O resultado é de uma pesquisa da Thomson Reuters com mais de 400 clientes que usam as suas plataformas.

A empresa começou em março a incluir moedas digitais entre os temas rastreados por seus índices de confiança.

Entre aquelas instituições financeiras que indicaram que vão negociar com criptomoedas neste ano, aproximadamente 70% pretendem fazer isso nos próximos 3 a 6 meses e 22% pretendem fazer isso nos 6 a 12 meses seguintes.

“Criptomoeda ainda é uma parte relativamente pequena do mercado, mas a pesquisa indica que este segmento de nicho está começando a entrar no mainstream da indústria de serviços financeiros. É uma mudança grande em relação a um ano atrás,” diz Neill Penney, co-líder de transações na Thomson Reuters, em nota.

O entusiasmo não tem sido visível nas últimas semanas: a atividade de negociação de criptomoedas caiu pela metade em março e no início de abril em relação ao auge observado em dezembro.

Moedas digitais e economia

Em dezembro do ano passado, o Centro para Macroeconomia (CFM), um instituto de pesquisas acadêmicas, consultou alguns dos principais economistas europeus sobre a relação entre moedas digitais e economia de forma geral.

A primeira pergunta foi se as criptomoedas são uma ameaça para a estabilidade do sistema financeiro ou se poderiam vir a ser nos próximos dois anos.

Só 21% dos 48 economistas que responderam concordam parcial ou totalmente com a afirmação enquanto a grande maioria (73%) discorda.

“O bitcoin e as outras criptomoedas seguem sendo um brinquedo para um segmento muito limitado de investidores, descolado do sistema financeiro e da economia real”, comenta Ethan Ilzetzki, da London School of Economics.

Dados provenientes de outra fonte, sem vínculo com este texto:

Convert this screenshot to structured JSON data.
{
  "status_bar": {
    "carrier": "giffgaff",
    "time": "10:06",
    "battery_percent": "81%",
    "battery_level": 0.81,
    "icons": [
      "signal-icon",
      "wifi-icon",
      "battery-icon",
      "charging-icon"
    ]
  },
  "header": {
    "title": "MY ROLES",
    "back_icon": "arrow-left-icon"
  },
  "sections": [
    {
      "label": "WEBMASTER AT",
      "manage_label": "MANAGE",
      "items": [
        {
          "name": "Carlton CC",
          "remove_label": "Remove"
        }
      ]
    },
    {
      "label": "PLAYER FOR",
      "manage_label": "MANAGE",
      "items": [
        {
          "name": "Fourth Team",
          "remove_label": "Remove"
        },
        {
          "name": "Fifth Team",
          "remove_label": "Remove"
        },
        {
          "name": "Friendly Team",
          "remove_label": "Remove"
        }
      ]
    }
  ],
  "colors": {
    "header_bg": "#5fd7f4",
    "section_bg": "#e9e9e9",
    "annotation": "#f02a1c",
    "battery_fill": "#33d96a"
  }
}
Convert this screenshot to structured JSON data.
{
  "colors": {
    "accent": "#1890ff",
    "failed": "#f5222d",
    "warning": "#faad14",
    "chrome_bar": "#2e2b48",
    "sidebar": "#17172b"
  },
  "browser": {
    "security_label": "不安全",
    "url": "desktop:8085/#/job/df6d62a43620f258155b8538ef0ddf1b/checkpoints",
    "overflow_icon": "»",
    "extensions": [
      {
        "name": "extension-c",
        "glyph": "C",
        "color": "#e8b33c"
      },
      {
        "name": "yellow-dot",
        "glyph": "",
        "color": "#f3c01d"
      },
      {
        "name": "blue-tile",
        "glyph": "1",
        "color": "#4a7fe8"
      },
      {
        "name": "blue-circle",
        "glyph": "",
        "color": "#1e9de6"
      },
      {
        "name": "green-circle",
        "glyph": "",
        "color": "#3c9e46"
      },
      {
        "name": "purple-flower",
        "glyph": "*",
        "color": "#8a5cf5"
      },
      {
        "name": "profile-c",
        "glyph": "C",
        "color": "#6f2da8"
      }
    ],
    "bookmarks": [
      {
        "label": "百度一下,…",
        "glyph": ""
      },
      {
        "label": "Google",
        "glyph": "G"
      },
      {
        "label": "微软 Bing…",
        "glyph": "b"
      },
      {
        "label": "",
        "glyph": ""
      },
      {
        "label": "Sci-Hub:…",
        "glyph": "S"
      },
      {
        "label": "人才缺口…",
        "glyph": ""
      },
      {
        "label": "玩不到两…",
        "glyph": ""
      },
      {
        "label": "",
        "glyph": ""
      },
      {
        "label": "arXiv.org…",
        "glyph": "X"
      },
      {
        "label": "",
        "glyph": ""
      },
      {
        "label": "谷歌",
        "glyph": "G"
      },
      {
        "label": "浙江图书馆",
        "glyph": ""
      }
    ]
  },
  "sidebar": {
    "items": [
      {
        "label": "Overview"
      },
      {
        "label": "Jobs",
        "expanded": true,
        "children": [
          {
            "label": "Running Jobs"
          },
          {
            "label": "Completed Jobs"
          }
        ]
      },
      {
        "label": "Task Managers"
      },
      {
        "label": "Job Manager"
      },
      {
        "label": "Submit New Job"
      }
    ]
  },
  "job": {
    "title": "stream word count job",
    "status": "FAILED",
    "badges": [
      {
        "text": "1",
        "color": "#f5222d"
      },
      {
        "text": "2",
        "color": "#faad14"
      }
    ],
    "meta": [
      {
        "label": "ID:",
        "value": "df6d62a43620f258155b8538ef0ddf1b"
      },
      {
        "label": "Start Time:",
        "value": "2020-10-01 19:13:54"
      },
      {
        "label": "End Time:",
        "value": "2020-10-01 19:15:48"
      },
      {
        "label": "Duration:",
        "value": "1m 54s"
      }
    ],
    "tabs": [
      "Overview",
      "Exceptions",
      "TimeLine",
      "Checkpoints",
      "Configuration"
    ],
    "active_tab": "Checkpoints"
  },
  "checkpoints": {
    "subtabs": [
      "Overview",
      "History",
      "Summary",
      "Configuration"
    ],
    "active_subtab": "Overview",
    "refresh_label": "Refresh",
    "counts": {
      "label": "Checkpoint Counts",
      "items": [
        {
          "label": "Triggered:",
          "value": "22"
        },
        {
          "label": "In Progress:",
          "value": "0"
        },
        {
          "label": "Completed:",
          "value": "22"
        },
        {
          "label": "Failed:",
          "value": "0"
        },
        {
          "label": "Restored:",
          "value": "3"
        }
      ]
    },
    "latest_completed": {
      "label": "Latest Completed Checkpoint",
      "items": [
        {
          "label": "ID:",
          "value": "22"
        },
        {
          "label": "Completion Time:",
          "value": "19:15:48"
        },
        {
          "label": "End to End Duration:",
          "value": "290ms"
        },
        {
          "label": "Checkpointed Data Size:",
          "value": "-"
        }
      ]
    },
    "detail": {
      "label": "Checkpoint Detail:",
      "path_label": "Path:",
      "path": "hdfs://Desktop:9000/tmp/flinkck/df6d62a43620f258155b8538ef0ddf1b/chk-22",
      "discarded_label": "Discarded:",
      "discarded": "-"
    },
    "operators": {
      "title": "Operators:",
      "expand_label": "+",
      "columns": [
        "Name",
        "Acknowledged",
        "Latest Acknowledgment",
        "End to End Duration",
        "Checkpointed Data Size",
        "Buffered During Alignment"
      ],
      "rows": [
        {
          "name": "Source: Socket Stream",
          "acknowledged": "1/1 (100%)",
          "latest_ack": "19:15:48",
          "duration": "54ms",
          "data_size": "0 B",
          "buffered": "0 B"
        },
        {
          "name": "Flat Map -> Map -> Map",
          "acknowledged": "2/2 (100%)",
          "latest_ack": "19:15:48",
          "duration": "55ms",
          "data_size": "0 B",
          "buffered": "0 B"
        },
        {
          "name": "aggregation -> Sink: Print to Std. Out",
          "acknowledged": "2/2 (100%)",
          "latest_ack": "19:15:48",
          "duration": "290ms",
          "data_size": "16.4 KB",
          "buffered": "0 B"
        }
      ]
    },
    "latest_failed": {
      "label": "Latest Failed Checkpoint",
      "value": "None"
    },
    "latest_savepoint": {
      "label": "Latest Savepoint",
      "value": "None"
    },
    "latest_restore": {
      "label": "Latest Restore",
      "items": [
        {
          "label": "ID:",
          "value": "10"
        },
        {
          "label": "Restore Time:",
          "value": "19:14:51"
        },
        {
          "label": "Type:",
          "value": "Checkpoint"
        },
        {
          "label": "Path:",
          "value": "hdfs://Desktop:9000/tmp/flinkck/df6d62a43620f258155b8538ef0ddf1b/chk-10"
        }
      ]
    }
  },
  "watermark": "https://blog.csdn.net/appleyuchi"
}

A segunda pergunta foi se deveria haver um aumento no controle regulatório das criptomoedas. 61% dos economistas concordam, 31% discordam e 8% não concordam nem discordam.

“Uma linha das políticas atuais é no sentido de apertar a lavagem de dinheiro e a evasão fiscal através de paraísos fiscais. Então pareceria estranho deixar as criptomoedas contornarem estas restrições’, diz Nicholas Oulton, também da LSE.